Ik heb wel een vermoede wat er speelt: dure ziekenhuisrekeningen, meerdere bijbaantjes, moeder die niet werkt, vader die er niet is, vaak moe. Hij zit in geldproblemen. Maar waarom zegt hij niets? Ik kan toch helpen...

Ik kijk vanuit mijn ooghoek naar hem en zie hem gefocust op Dino en Julie. Hij knippert en zijn ogen zijn weer donkergroen geworden. Er is een plukje haar dat verkeerd ligt en ik moet me serieus inhouden het niet uit zijn gezicht te strijken. 

De muziek stopt en hij kijkt me glimlachend aan. Ik schrik op uit mijn trance en glimlach terug. Er valt nog een plukje uit zijn warrige haardos en deze keer strijk ik het wel weg. Ik strijk met mijn wijs- en middenvinger de twee plukjes donker haar uit zijn gezicht en hij bloost licht. Ik grinnik. Soms is hij zo schattig. De bel gaat en we schrikken een beetje, lachen kort en staan op om ons te gaan omkleden.



-


Pov Dagmar
'Op onze prachtige choreografie die in de smaak viel,' klink ik. Amber lacht en haar ogen glinsteren. Ik neem een slok van mijn aardbeienmilkshake. 

Amber drinkt van haar bananenmilkshake. Het is ondertussen bijna krokusvakantie en ik ben bijna jarig. Het vriest buiten, maar de imbecielen die we zijn, drinken lekker een ijskoude milkshake. Het is een soort traditie geworden, we doen het bijna elke week. Enkel ons twee.

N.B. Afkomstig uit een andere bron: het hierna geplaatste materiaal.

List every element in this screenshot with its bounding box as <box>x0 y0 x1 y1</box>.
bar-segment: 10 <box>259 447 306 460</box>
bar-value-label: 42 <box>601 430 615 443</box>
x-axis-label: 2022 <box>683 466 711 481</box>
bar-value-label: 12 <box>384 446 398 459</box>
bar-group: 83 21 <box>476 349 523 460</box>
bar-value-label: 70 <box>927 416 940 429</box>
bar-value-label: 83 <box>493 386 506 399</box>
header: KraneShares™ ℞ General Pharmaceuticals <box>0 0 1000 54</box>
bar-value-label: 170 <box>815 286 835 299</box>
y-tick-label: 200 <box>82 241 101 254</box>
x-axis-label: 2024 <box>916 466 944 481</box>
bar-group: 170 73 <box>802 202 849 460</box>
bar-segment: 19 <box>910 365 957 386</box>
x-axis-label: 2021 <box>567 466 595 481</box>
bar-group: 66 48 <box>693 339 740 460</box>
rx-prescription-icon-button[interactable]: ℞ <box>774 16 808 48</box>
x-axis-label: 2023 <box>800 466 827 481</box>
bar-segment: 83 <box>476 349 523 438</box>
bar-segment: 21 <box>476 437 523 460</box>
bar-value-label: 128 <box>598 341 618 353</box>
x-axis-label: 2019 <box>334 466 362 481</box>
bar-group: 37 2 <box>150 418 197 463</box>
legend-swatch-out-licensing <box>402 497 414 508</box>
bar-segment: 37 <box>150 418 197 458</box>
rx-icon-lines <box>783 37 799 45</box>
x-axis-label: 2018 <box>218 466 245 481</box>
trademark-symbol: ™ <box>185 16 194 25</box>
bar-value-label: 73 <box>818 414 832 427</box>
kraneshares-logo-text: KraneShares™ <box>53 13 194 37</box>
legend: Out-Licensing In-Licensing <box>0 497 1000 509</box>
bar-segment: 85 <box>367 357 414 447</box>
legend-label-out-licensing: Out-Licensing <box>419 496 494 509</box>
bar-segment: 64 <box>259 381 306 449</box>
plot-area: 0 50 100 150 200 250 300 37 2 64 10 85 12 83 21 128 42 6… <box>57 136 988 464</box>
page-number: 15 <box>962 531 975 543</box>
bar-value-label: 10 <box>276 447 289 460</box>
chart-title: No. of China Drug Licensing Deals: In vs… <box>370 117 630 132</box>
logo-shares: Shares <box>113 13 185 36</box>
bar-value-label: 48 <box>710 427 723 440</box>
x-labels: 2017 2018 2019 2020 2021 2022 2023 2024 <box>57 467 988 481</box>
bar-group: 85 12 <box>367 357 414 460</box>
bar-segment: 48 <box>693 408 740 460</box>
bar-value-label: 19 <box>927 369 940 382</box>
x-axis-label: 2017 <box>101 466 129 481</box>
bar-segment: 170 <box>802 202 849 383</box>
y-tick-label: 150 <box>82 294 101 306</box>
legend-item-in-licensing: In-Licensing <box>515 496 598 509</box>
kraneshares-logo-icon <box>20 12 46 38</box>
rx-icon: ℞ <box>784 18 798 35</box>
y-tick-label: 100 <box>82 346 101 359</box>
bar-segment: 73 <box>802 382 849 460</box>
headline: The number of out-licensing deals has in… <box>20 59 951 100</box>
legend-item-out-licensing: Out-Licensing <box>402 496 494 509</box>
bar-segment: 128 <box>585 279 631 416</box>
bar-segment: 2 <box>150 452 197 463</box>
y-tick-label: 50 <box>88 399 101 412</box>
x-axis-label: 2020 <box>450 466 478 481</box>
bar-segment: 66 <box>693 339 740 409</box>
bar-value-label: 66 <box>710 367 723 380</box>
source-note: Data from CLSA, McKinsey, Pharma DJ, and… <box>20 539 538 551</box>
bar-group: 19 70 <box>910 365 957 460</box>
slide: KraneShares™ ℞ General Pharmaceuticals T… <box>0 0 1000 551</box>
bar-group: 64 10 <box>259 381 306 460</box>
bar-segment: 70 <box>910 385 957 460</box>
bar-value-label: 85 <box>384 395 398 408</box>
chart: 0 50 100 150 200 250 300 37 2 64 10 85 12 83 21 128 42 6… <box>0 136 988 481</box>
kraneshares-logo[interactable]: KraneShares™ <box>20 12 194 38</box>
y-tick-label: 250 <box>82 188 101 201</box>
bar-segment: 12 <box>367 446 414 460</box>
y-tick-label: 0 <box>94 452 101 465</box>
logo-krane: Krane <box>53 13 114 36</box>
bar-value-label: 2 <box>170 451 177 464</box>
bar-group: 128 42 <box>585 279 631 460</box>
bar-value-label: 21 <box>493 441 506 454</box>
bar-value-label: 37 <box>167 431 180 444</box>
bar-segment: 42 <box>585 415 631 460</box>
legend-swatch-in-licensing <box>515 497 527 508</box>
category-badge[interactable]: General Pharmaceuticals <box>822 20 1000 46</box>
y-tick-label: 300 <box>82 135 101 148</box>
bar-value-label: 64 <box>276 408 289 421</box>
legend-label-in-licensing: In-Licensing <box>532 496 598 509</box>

 Ik voel me zo goed bij Amber, en nee; ik heb nog steeds niet gezegd dat ik verschrikkelijk verliefd ben en elke keer dat ik bij haar ben me moet inhouden, zodat ik haar niet op het meest random moment begin te zoenen. En ik zeg je een ding: het is verdomd moeilijk. Iets niet doen is soms echt moeilijker dan iets juist wel doen. 

Ik word gek van bij haar te zijn, maar ik word gekker van niet bij haar te zijn.

Ik steek een stuk Brusselse wafel in mijn mond en begin te kauwen terwijl ik, in gedachten verzonken, naar het bruinharige meisje voor me kijk. Ze lacht om een klein kindje dat een lolly probeert opendoen, een paar tafeltjes verder, en haar witte tanden komen tevoorschijn.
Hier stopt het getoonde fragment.